Dengan duduknya Letkol HM Yunus Anis menjadi anggota DPRGR juga menjadi persoalan bagi tokoh-tokoh Muhammadiyah. Pada tanggal 28 Dzulhijjah 1379 (23 Juni 1960) tokoh-tokoh Muhammadiyah mengirim surat kepada Letkol HM Yunus Anis, Marzuki Jatim, M Saleh Ibrahim dan Idham di Jakarta. Surat dari tokoh-tokoh Muhammadiyah tersebut ditandatangai 10 orang: AR Fachruddin, M Daris Tamimy, Djarnawi Hadikusuma, H Zaini Dahlan, Wasthon Sudja’, Moch Djaldan Badawi, M Fachrurrazi, Azan Sjarbini, Moch Isa Jr dan Hanan Munctarom. Surat tersebut dikirim tanggal 28 Dzulhijjah 1379 H/23 Juni 1960 M ditujukan kepada empat orang yang duduk dalam DPRGR ialah HM Yunus Anis, Marzuki Yatim, M Saleh Ibrahim dan Idham.
Dalam suratnya itu diharapkan agar Letkol HM Yunus Anis merenungkan dan mempertimbangkan terlebih dahulu untung ruginya pengangkatan dirinya di DPRGR untuk keutuhan Muhammadiyah. Menurut tokoh-tokoh Muhammadiyah terbentuknya DPRGR dan adanya beberapa tokoh Islam yang diangkat menjadi anggota di dalamnya, waktu itu dikatakan belum menampakkan akan adanya jaminan bahwa DPRGR memberi kemanfaatan bagi perjuangan umat Islam. Pengangkatan itu antara lain menimbulkan saran dan pendapat dari tokoh-tokoh Muhammadiyah itu. Hal ini diminta benar-benar dipertimbangkan supaya tidak menimbulkan keretakan dalam kalangan Muhammadiyah, baik di pusat maupun di daerah-daerah.

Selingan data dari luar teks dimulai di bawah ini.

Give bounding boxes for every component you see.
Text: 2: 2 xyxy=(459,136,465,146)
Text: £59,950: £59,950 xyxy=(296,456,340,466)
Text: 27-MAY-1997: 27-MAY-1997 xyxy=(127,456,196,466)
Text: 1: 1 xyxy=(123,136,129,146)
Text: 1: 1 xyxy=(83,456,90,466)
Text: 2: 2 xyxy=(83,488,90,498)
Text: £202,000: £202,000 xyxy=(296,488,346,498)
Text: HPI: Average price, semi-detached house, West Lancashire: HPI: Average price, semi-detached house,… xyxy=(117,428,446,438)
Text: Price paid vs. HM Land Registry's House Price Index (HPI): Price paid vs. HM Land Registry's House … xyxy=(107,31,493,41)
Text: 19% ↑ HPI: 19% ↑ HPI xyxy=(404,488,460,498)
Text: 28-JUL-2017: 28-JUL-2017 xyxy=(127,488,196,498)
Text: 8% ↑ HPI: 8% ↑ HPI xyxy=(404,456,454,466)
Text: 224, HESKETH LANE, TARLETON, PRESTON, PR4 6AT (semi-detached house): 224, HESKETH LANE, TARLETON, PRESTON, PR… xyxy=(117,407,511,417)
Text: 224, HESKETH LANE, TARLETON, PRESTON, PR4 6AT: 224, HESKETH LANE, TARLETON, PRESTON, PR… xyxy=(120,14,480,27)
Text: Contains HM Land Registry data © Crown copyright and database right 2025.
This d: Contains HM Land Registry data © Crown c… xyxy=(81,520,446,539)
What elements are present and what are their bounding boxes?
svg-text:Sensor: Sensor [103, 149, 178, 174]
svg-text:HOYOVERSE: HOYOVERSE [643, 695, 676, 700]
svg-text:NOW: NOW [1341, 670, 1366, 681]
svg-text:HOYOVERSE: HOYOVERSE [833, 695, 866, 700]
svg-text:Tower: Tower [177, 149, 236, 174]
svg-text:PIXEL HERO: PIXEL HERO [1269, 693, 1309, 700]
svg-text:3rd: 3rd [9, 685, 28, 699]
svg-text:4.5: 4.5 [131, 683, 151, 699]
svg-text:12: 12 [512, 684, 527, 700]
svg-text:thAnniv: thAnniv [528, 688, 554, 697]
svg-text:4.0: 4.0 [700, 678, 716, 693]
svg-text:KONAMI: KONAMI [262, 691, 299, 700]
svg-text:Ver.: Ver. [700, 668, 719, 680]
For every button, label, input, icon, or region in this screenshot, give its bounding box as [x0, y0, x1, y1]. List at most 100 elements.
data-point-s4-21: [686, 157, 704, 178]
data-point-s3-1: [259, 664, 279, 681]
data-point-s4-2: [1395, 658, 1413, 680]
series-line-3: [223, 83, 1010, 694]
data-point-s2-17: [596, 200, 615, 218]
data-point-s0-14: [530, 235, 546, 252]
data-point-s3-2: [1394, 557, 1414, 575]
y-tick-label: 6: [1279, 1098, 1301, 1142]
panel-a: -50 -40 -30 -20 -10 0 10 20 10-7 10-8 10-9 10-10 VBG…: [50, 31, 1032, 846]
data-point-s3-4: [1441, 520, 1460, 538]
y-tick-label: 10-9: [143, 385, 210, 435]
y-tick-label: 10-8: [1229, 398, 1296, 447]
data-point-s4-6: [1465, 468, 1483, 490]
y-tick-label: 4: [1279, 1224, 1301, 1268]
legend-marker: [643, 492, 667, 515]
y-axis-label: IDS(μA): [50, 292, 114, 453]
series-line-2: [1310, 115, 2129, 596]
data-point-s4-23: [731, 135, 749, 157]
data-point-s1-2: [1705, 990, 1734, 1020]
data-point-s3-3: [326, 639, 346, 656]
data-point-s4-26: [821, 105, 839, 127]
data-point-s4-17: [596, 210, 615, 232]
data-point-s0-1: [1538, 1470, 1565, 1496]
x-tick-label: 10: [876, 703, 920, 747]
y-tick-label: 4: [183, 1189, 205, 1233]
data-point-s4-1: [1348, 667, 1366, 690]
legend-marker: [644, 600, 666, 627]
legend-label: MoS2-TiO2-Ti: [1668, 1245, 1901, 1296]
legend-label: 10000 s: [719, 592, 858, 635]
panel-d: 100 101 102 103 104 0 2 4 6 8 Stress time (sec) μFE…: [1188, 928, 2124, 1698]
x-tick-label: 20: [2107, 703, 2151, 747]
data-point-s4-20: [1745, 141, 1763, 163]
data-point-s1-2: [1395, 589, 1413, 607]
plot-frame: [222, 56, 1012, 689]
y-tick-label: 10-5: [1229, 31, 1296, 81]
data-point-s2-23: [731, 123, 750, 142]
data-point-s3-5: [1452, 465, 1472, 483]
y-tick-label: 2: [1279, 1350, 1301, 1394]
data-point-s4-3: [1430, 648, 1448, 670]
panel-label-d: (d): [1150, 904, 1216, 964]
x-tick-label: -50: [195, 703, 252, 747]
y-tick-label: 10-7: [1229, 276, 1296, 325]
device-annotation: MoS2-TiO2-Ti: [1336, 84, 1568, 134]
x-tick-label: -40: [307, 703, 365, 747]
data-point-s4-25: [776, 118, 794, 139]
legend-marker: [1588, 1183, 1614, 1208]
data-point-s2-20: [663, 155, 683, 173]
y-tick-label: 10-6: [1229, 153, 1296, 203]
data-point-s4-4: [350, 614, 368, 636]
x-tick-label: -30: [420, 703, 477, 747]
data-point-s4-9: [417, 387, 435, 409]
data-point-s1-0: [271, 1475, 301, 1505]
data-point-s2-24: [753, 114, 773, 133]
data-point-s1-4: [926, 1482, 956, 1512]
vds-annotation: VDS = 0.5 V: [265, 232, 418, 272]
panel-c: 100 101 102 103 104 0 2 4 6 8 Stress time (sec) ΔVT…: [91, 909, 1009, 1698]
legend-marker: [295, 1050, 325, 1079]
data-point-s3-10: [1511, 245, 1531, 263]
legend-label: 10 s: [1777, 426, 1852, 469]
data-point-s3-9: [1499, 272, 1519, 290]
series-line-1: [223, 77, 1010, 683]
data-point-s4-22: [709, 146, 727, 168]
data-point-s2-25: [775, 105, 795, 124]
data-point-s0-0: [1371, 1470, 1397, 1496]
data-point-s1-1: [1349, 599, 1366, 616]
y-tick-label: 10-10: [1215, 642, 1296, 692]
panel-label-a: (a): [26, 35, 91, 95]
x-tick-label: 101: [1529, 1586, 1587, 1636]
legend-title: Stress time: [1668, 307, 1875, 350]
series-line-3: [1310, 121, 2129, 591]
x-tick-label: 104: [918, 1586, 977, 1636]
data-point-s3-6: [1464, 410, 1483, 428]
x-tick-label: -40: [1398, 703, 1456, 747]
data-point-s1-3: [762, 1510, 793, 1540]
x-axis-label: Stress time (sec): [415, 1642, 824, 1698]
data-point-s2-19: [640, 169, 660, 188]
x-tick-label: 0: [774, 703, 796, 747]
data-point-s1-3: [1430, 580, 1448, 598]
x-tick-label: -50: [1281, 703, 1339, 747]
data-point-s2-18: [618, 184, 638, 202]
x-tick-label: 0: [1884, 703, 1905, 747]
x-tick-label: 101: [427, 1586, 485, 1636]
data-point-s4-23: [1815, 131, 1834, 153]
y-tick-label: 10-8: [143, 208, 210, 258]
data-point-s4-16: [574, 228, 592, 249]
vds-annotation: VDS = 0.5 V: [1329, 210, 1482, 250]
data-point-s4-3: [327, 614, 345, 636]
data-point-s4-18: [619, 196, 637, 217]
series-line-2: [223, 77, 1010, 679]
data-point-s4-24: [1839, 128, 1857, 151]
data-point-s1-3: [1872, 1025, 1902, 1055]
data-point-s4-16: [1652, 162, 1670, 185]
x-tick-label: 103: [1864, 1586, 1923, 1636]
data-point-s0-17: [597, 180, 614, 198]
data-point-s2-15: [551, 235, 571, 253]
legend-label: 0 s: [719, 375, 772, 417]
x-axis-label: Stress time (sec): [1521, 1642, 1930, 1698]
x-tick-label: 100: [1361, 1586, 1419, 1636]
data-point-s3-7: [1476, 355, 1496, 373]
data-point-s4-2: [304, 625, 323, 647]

Setelah surat dari tokoh-tokoh Muhammadiyah itu dipelajari secara cermat, selanjutnya ia mengirim surat secara rahasia kepada Menteri Sosial RI Muljadi Djojomartono. Surat Letkol HM Yunus Anis itu ditanggapi secara baik, selanjutnya dengan suratnya yang bersifat rahasia/pribadi juga dikirim kepada HM Yunus Anis dari Jakarta tanggal 11 Januari 1961. Surat Muljadi Djojomartono tersebut sebagai berikut:
1. Duduk Sdr dalam DPRGR atas usulan dari Sdr Djenderal Nasution, KSAD, pilihan sekian banyak Imam Tentara.
2. Waktu itu telah kami sampaikan kepadanya bahwa Muhammadijah keberatan lalu beliau mengajukan kandidat lain.
3. PJM Presiden tetap memilih Sdr sebagai anggota DPRGR karena perlu sekali pemuka Muhammadijah diikutsertakan.
4. Djadi masalahnya sekarang, kami tidak ingin kedudukan Muhammadijah dalam masa pembangunan semesta ini digoncangkan lagi dengan keluarnya Sdr. Tetaplah sabar dan waspada demi kepentingan Agama.
Akhirnya HM Yunus Anis tetap menjadi anggota DPRGR dan bahkan dalam era Orde Baru menjadi anggota MPRS. (eff).